Orphan drug designation is typically granted for novel drugs or biologics that are intended to treat rare medical diseases or conditions that affect less than 200,000 people in the United States. The designation qualifies the sponsor for certain incentives including seven years of market exclusivity after a drug’s approval, tax credits for clinical research costs, and certain application fee waivers.

ProNAi has also previously received European Commission Orphan Drug Designation for PNT2258 for the treatment of patients with DLBCL. In addition to a 10-year period of market exclusivity in the EU following marketing authorization, receiving orphan drug designation provides other incentives for companies, including scientific advice and protocol assistance during the product’s development phase.

ProNAi is actively enrolling patients in “Wolverine”, a phase 2 trial evaluating PNT2258 for the treatment of relapsed or refractory DLBCL and in “Brighton”, a Phase 2 trial evaluating PNT2258 for the treatment of Richter’s transformation.

PNT2258 is designed to target cancers that overexpress BCL2, an important and validated oncogene known to be dysregulated in many types of cancer.

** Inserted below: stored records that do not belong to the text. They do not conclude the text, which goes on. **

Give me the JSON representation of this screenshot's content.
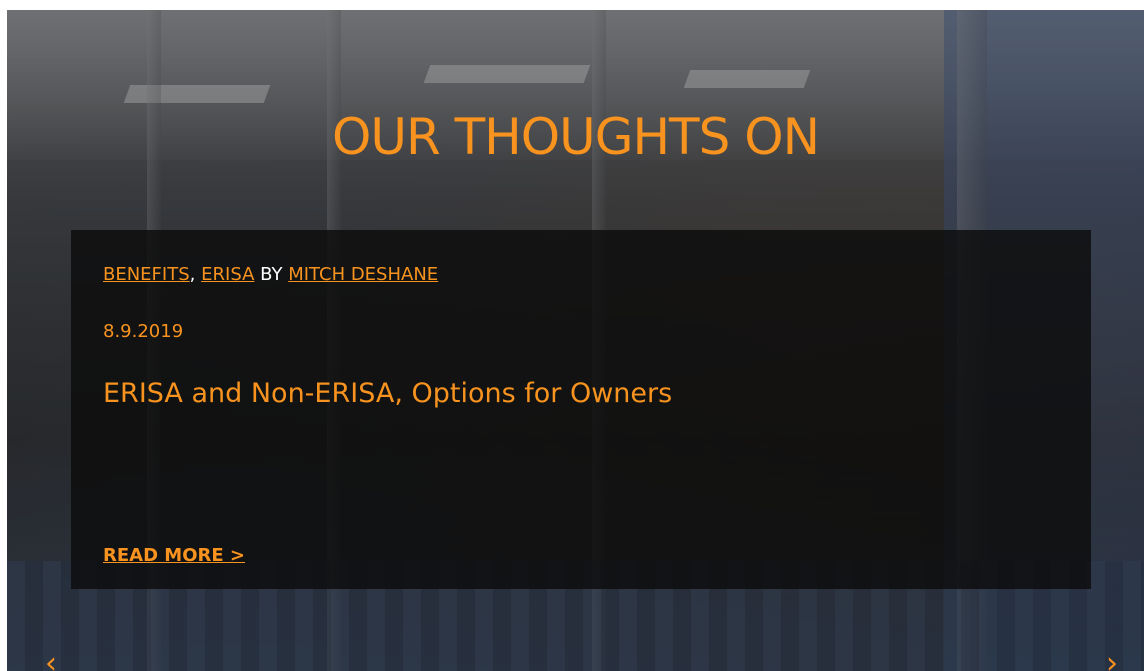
{
  "hero": {
    "heading": "OUR THOUGHTS ON"
  },
  "post": {
    "categories": [
      "BENEFITS",
      "ERISA"
    ],
    "category_separator": ",",
    "by_label": "BY",
    "author": "MITCH DESHANE",
    "date": "8.9.2019",
    "title": "ERISA and Non-ERISA, Options for Owners",
    "read_more_label": "READ MORE >"
  },
  "carousel": {
    "prev_glyph": "‹",
    "next_glyph": "›"
  },
  "colors": {
    "accent": "#f7931e",
    "card_background": "#0c0c0c",
    "meta_text": "#ffffff"
  },
  "icons": {
    "prev": "chevron-left-icon",
    "next": "chevron-right-icon"
  }
}
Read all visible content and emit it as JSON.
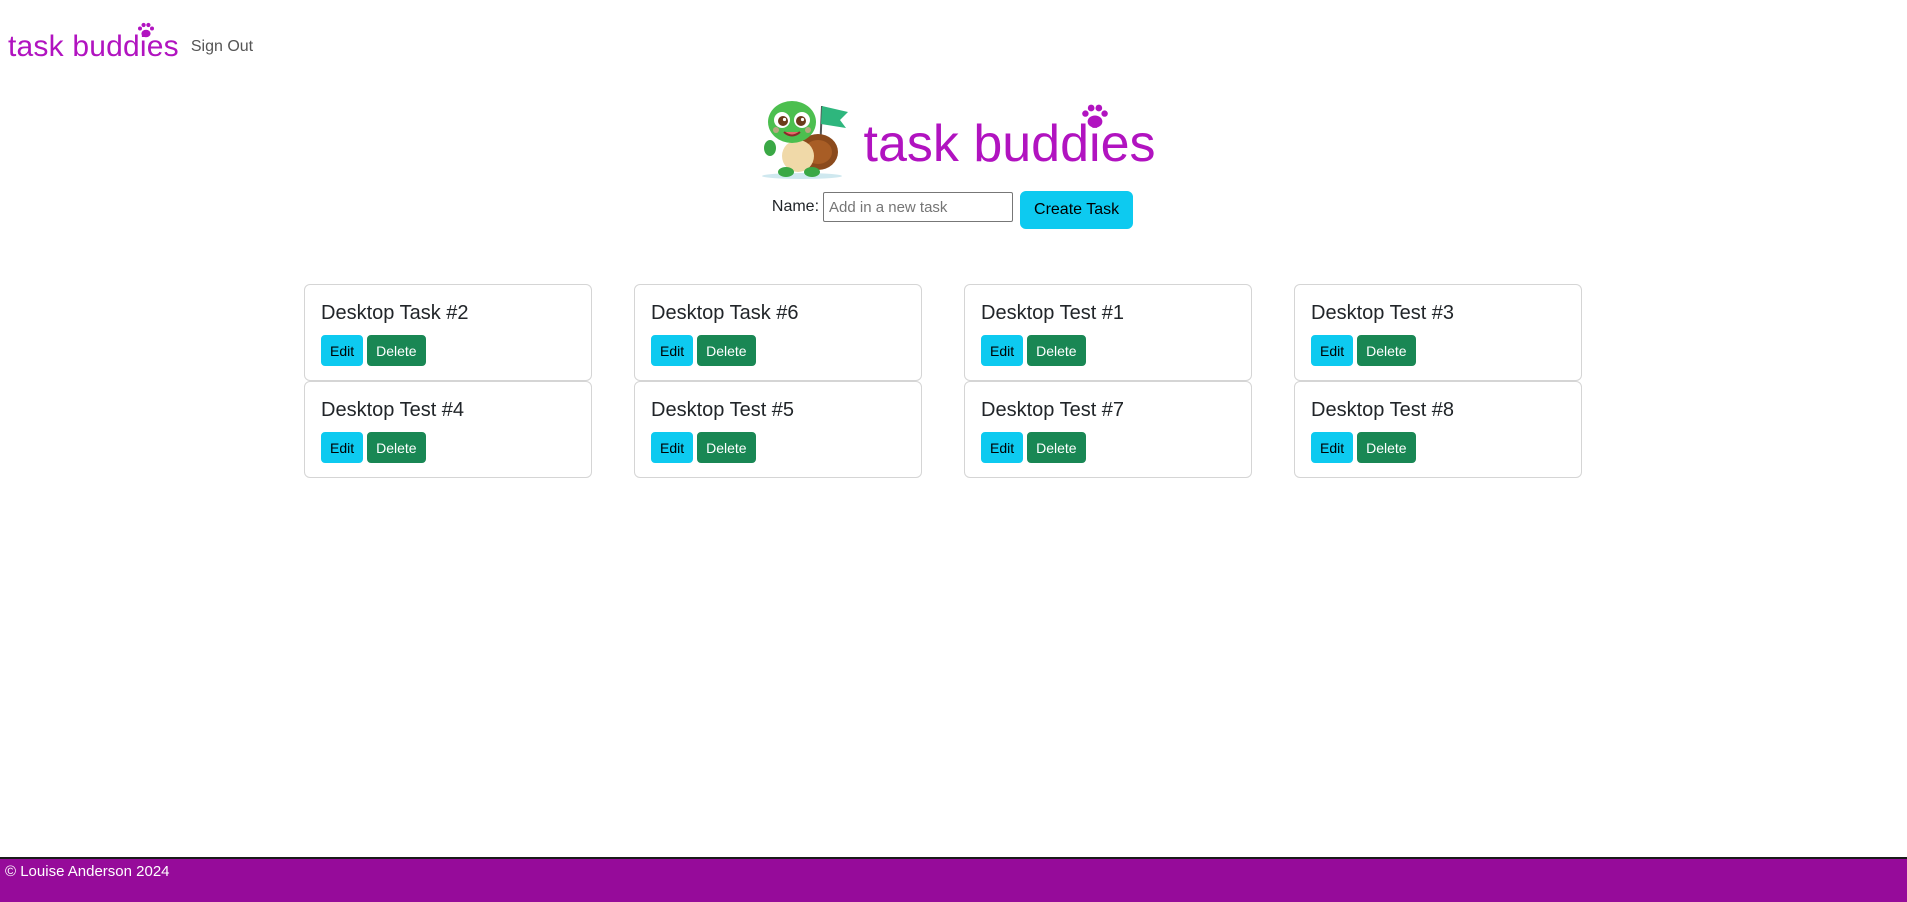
{
  "navbar": {
    "brand": "task buddies",
    "brand_icon": "paw-icon",
    "sign_out": "Sign Out"
  },
  "hero": {
    "title": "task buddies",
    "mascot": "turtle-mascot",
    "title_icon": "paw-icon"
  },
  "form": {
    "name_label": "Name:",
    "input_value": "",
    "input_placeholder": "Add in a new task",
    "create_label": "Create Task"
  },
  "tasks": [
    {
      "title": "Desktop Task #2",
      "edit": "Edit",
      "delete": "Delete"
    },
    {
      "title": "Desktop Task #6",
      "edit": "Edit",
      "delete": "Delete"
    },
    {
      "title": "Desktop Test #1",
      "edit": "Edit",
      "delete": "Delete"
    },
    {
      "title": "Desktop Test #3",
      "edit": "Edit",
      "delete": "Delete"
    },
    {
      "title": "Desktop Test #4",
      "edit": "Edit",
      "delete": "Delete"
    },
    {
      "title": "Desktop Test #5",
      "edit": "Edit",
      "delete": "Delete"
    },
    {
      "title": "Desktop Test #7",
      "edit": "Edit",
      "delete": "Delete"
    },
    {
      "title": "Desktop Test #8",
      "edit": "Edit",
      "delete": "Delete"
    }
  ],
  "footer": {
    "copyright": "© Louise Anderson 2024"
  },
  "colors": {
    "brand": "#b113c0",
    "footer_bg": "#960b9a",
    "edit_button": "#0dcaf0",
    "delete_button": "#198754"
  }
}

BCL2 overexpression is thought to be a key driver of DLBCL, an aggressive form of cancer that is the most prevalent form of Non-Hodgkin lymphoma (NHL), comprising approximately 30% of the annual NHL diagnoses in the United States according to the Leukemia & Lymphoma Society (2013).

DLBCL affects mostly middle aged and older adults and is aggressive but potentially curable. First-line treatment of intensive combination chemotherapy involving rituximab may cure approximately 67% of patients. If this fails, second-line treatment is typically platinum-based chemotherapy along with continued rituximab. In the event that a response is achieved with second-line treatment, patients may be given a hematopoietic stem cell transplant. If second-line treatment or the transplant fails, patients are left with few options and little hope of a curative therapy. The median survival for third-line DLBCL patients is less than a year.